On the other side, certain medications can ramp up CYP2B6 activity. Drugs like rifampin (an antibiotic), phenytoin, and carbamazepine (both anti-seizure medications) are known inducers of this enzyme family. If you’re taking one of these alongside bupropion, your body may convert bupropion to hydroxybupropion faster than expected, altering the balance between parent drug and metabolite.
Its Role in Depression and Smoking Cessation
For years, the clinical importance of hydroxybupropion was underappreciated. Bupropion got the credit, while hydroxybupropion was treated as just a metabolic byproduct. That picture has shifted substantially. Hydroxybupropion is now considered critical to bupropion’s antidepressant effects, particularly through its actions on norepinephrine and dopamine systems.
The evidence is strongest for smoking cessation. Studies have shown a direct relationship between hydroxybupropion plasma levels and quit success: higher levels of the metabolite correlate with better outcomes. This has made hydroxybupropion a focus for future drug development, with researchers describing it as the most promising starting point for designing next-generation smoking cessation treatments. Some scientists argue that when you take bupropion to quit smoking, you’re essentially taking a prodrug, a substance whose real therapeutic value comes from what your body turns it into.
Why It Shows Up on Lab Tests
If you’ve encountered the term hydroxybupropion on a drug test or lab report, there’s a straightforward explanation.

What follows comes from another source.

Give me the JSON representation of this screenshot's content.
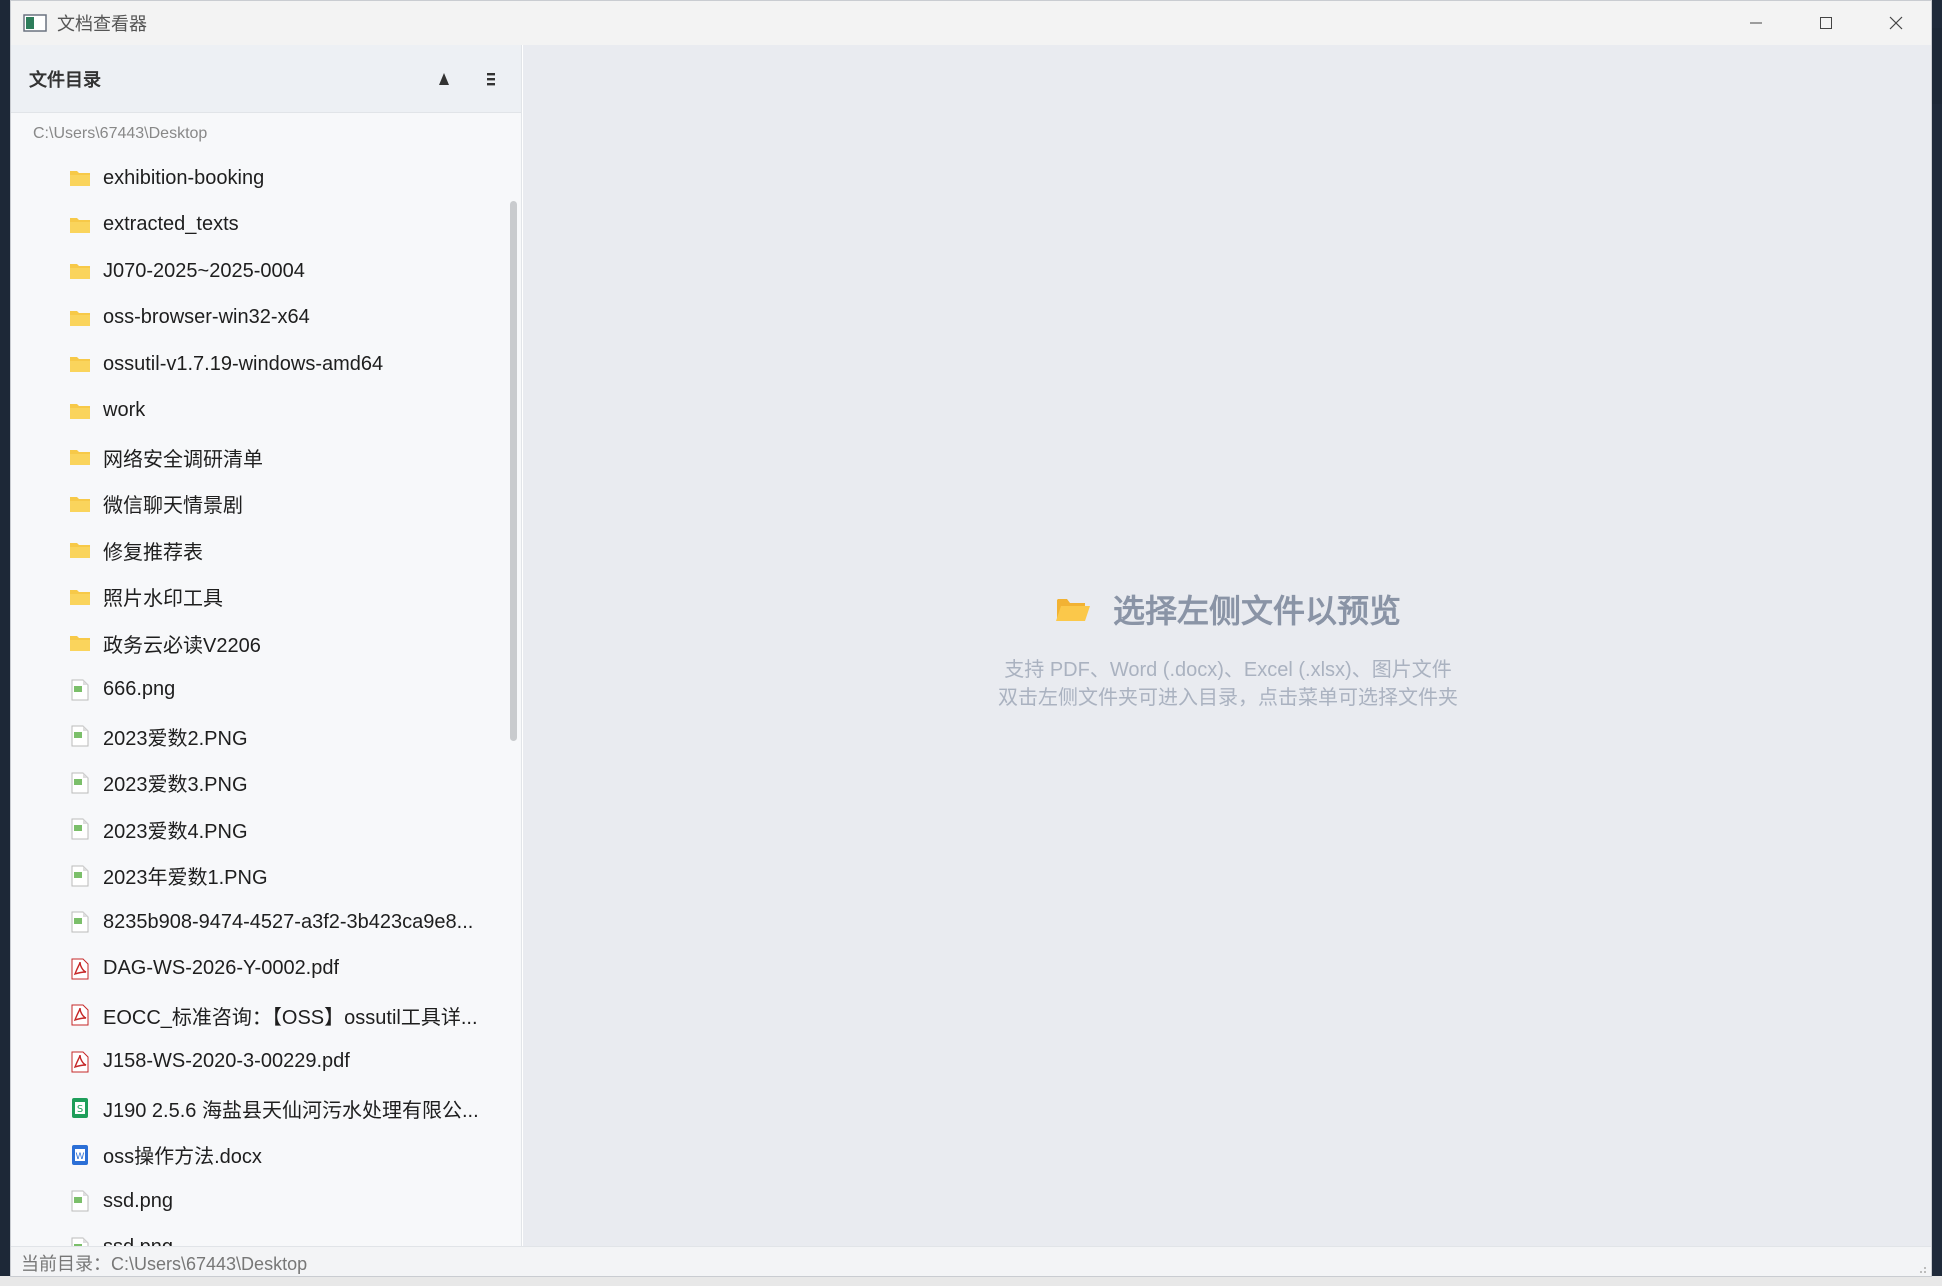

Because hydroxybupropion is present at much higher concentrations than bupropion and lasts longer in the body, drug monitoring panels sometimes measure it directly. Its 20-hour half-life means it takes several days after stopping bupropion for hydroxybupropion to fully clear your system. In urine drug screening, bupropion and its metabolites have occasionally been flagged as false positives for amphetamines on immunoassay tests, though confirmatory testing can distinguish between the two.